Desde o começo trabalhamos com esse tema. Temos hoje 23 mil parceiros aqui. Preciso continuar tendo essa capilaridade, essa cobertura. Por isso, precisamos apoiá-los. A primeira coisa que fizemos foi, lá no começo, como não sabíamos como as coisas seriam, antecipar o pagamento mensal que fazemos para eles de acordo com o número de usuários. Depois, os habilitamos a oferecer essas aulas online, que são uma nova fonte de renda. E agora estamos vindo com mais duas ações. Uma é um dos nossos braços, o Gympass Plus, que é basicamente um marketplace para academias, que faz negociação de aparelhos, por exemplo. A gente pode colocar em contato parceiros com empresas que façam algum empréstimo com taxas extremamente vantajosas. A outra coisa é para a promoção das aulas lives. Criamos uma campanha: quanto mais aulas o parceiro der, mais ele pode ganhar. É até R$ 25 mil adicionais. Isso tudo não é ajuda, não é assistencialismo. Em vez de dar o peixe, estamos ajudando-os a pescar. E estamos hoje bem melhor do que estávamos no começo da pandemia.
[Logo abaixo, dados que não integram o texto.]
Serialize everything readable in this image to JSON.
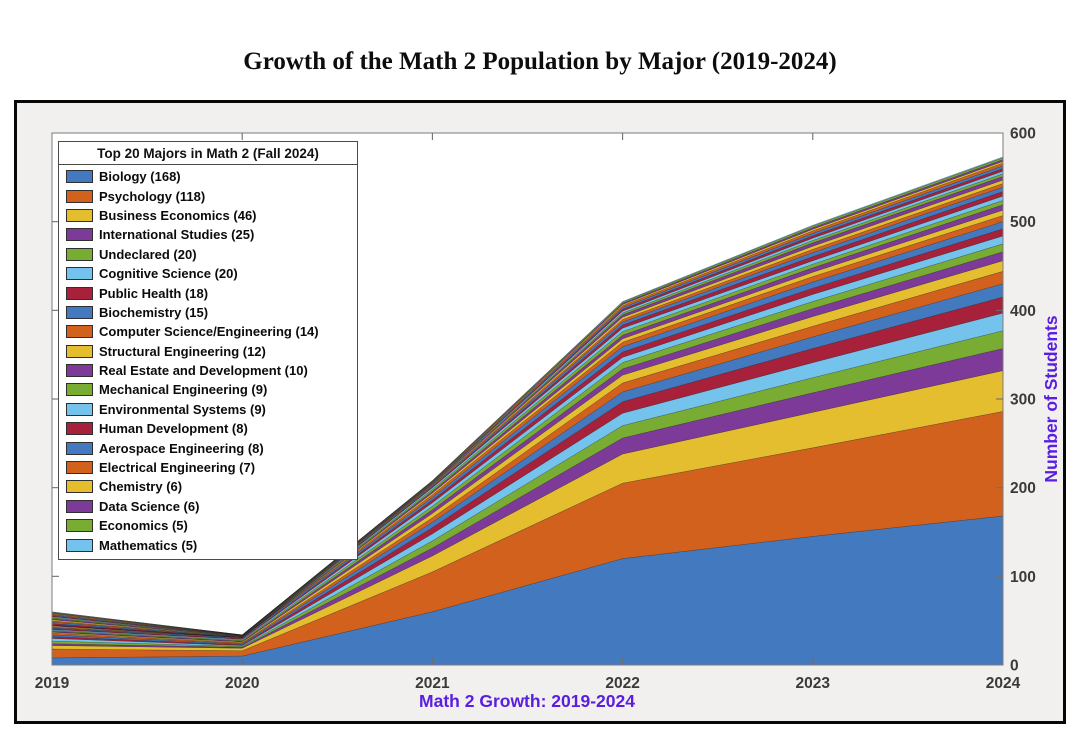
{
  "page_title": "Growth of the Math 2 Population by Major (2019-2024)",
  "legend": {
    "title": "Top 20 Majors in Math 2 (Fall 2024)"
  },
  "axes": {
    "x_label": "Math 2 Growth: 2019-2024",
    "y_label": "Number of Students",
    "axis_label_color": "#5A1EE0",
    "tick_label_color": "#3A3A3A",
    "x_ticks": [
      "2019",
      "2020",
      "2021",
      "2022",
      "2023",
      "2024"
    ],
    "y_ticks": [
      0,
      100,
      200,
      300,
      400,
      500,
      600
    ]
  },
  "palette": [
    "#4379BE",
    "#D2611E",
    "#E4BE2F",
    "#7D3A98",
    "#79AC33",
    "#74C3ED",
    "#A62139"
  ],
  "chart_data": {
    "type": "area",
    "stacked": true,
    "title": "Growth of the Math 2 Population by Major (2019-2024)",
    "xlabel": "Math 2 Growth: 2019-2024",
    "ylabel": "Number of Students",
    "ylim": [
      0,
      600
    ],
    "legend_position": "top-left",
    "grid": false,
    "categories": [
      2019,
      2020,
      2021,
      2022,
      2023,
      2024
    ],
    "series": [
      {
        "name": "Biology",
        "count_2024": 168,
        "label": "Biology (168)",
        "color_index": 0,
        "values": [
          8,
          10,
          60,
          120,
          145,
          168
        ]
      },
      {
        "name": "Psychology",
        "count_2024": 118,
        "label": "Psychology (118)",
        "color_index": 1,
        "values": [
          10,
          6,
          45,
          85,
          100,
          118
        ]
      },
      {
        "name": "Business Economics",
        "count_2024": 46,
        "label": "Business Economics (46)",
        "color_index": 2,
        "values": [
          4,
          3,
          18,
          33,
          40,
          46
        ]
      },
      {
        "name": "International Studies",
        "count_2024": 25,
        "label": "International Studies (25)",
        "color_index": 3,
        "values": [
          2,
          1,
          9,
          18,
          22,
          25
        ]
      },
      {
        "name": "Undeclared",
        "count_2024": 20,
        "label": "Undeclared (20)",
        "color_index": 4,
        "values": [
          3,
          1,
          8,
          14,
          17,
          20
        ]
      },
      {
        "name": "Cognitive Science",
        "count_2024": 20,
        "label": "Cognitive Science (20)",
        "color_index": 5,
        "values": [
          3,
          1,
          8,
          14,
          17,
          20
        ]
      },
      {
        "name": "Public Health",
        "count_2024": 18,
        "label": "Public Health (18)",
        "color_index": 6,
        "values": [
          2,
          1,
          7,
          13,
          16,
          18
        ]
      },
      {
        "name": "Biochemistry",
        "count_2024": 15,
        "label": "Biochemistry (15)",
        "color_index": 0,
        "values": [
          2,
          1,
          6,
          11,
          13,
          15
        ]
      },
      {
        "name": "Computer Science/Engineering",
        "count_2024": 14,
        "label": "Computer Science/Engineering (14)",
        "color_index": 1,
        "values": [
          2,
          1,
          5,
          10,
          12,
          14
        ]
      },
      {
        "name": "Structural Engineering",
        "count_2024": 12,
        "label": "Structural Engineering (12)",
        "color_index": 2,
        "values": [
          1,
          1,
          5,
          9,
          11,
          12
        ]
      },
      {
        "name": "Real Estate and Development",
        "count_2024": 10,
        "label": "Real Estate and Development (10)",
        "color_index": 3,
        "values": [
          1,
          1,
          4,
          7,
          9,
          10
        ]
      },
      {
        "name": "Mechanical Engineering",
        "count_2024": 9,
        "label": "Mechanical Engineering (9)",
        "color_index": 4,
        "values": [
          1,
          1,
          4,
          7,
          8,
          9
        ]
      },
      {
        "name": "Environmental Systems",
        "count_2024": 9,
        "label": "Environmental Systems (9)",
        "color_index": 5,
        "values": [
          1,
          1,
          4,
          6,
          8,
          9
        ]
      },
      {
        "name": "Human Development",
        "count_2024": 8,
        "label": "Human Development (8)",
        "color_index": 6,
        "values": [
          1,
          1,
          3,
          6,
          7,
          8
        ]
      },
      {
        "name": "Aerospace Engineering",
        "count_2024": 8,
        "label": "Aerospace Engineering (8)",
        "color_index": 0,
        "values": [
          1,
          1,
          3,
          6,
          7,
          8
        ]
      },
      {
        "name": "Electrical Engineering",
        "count_2024": 7,
        "label": "Electrical Engineering (7)",
        "color_index": 1,
        "values": [
          1,
          0,
          3,
          5,
          6,
          7
        ]
      },
      {
        "name": "Chemistry",
        "count_2024": 6,
        "label": "Chemistry (6)",
        "color_index": 2,
        "values": [
          1,
          0,
          2,
          4,
          5,
          6
        ]
      },
      {
        "name": "Data Science",
        "count_2024": 6,
        "label": "Data Science (6)",
        "color_index": 3,
        "values": [
          1,
          0,
          2,
          4,
          5,
          6
        ]
      },
      {
        "name": "Economics",
        "count_2024": 5,
        "label": "Economics (5)",
        "color_index": 4,
        "values": [
          0,
          0,
          2,
          4,
          4,
          5
        ]
      },
      {
        "name": "Mathematics",
        "count_2024": 5,
        "label": "Mathematics (5)",
        "color_index": 5,
        "values": [
          0,
          0,
          2,
          4,
          4,
          5
        ]
      }
    ],
    "other_majors": {
      "note": "thin unlabeled slivers at top of stack (majors beyond top 20), estimated combined totals",
      "values": [
        15,
        3,
        8,
        30,
        40,
        44
      ],
      "sliver_weights": [
        5,
        5,
        4,
        4,
        4,
        3,
        3,
        3,
        3,
        3,
        2,
        2,
        2,
        1
      ]
    }
  }
}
Qual a importância, neste momento, de parceiros como a Sodexo?
Os parceiros têm uma importância gigantesca para nós, principalmente os ligados a benefícios, porque a gente trabalha muito em conjunto para que eles possam entregar valor agregado para seus clientes. Neste momento, eles continuam sendo superimportantes, especialmente porque eles também foram fortemente afetados pela pandemia. Estamos trabalhando muito em conjunto para que eles possam mostrar para os clientes que, apesar de tudo que está acontecendo, eles têm valor agregado em seu serviço, o que inclui todos os benefícios do Gympass.

Além das aulas ao vivo, quais outras tendências que vocês acham que vieram para ficar?
A questão do cuidado com a saúde mental, que se provou tão importante agora, passa a ser uma tendência. E não só saúde mental na questão de fazer terapia ou meditação, mas também nas atividades como ioga, que trazem benefícios. Com a pandemia, antes as pessoas talvez não se sentissem à vontade para falar sobre isso. Agora, como estamos todos no mesmo barco, as pessoas estão mais livres. Não estamos nem tratando como “saúde mental”, e sim como “saúde emocional”, para sermos mais abrangentes. Isso é uma coisa que já era uma tendência, mas não era tão massificada. Tenho a sensação de que vai acontecer isso agora.

Quais lições o Gympass, que já nasceu dentro da economia criativa, pode dar ao mercado e também tirar dessa crise toda?
Aprendemos muito com nossos clientes, que a velocidade faz diferença no que podemos oferecer. O maior aprendizado que tivemos foi a questão de ter uma visão mais mais holística e mais integrada entre bem-estar e saúde. E mostramos que, mais do que a tecnologia empregada, o que faz a diferença é nosso mindset, nossa cultura. A agilidade, a história de não parar, de não ter medo do erro, de apoiar o ecossistema todo.

E você, além dos apps mentais, o que tem feito para manter a sua saúde?
Eu comecei a fazer treinos funcionais virtuais – e não parei. Mas eu gosto muito de correr e só esse exercício não estava dando conta. Eu sentia falta de cansar, suar. Precisava de endorfina. Então aluguei uma bicicleta de spinning [ela ri]. E olha as adaptações que acontecem em épocas como esta: os estúdios de spinning começaram a alugar as bicicletas que estavam ociosas. Esse do qual eu aluguei fez até parceria com uma outra empresa que criou uma espécie de central e aluga bicicletas de vários estúdios, porque não estava dando conta da quantidade de gente buscando. Muito bacana ver isso. Tenho também feito meditação, que era uma coisa que nunca imaginei que conseguiria. Só consigo meditação guiada, mas já é um começo. Tenho feito à noite e faz muita diferença.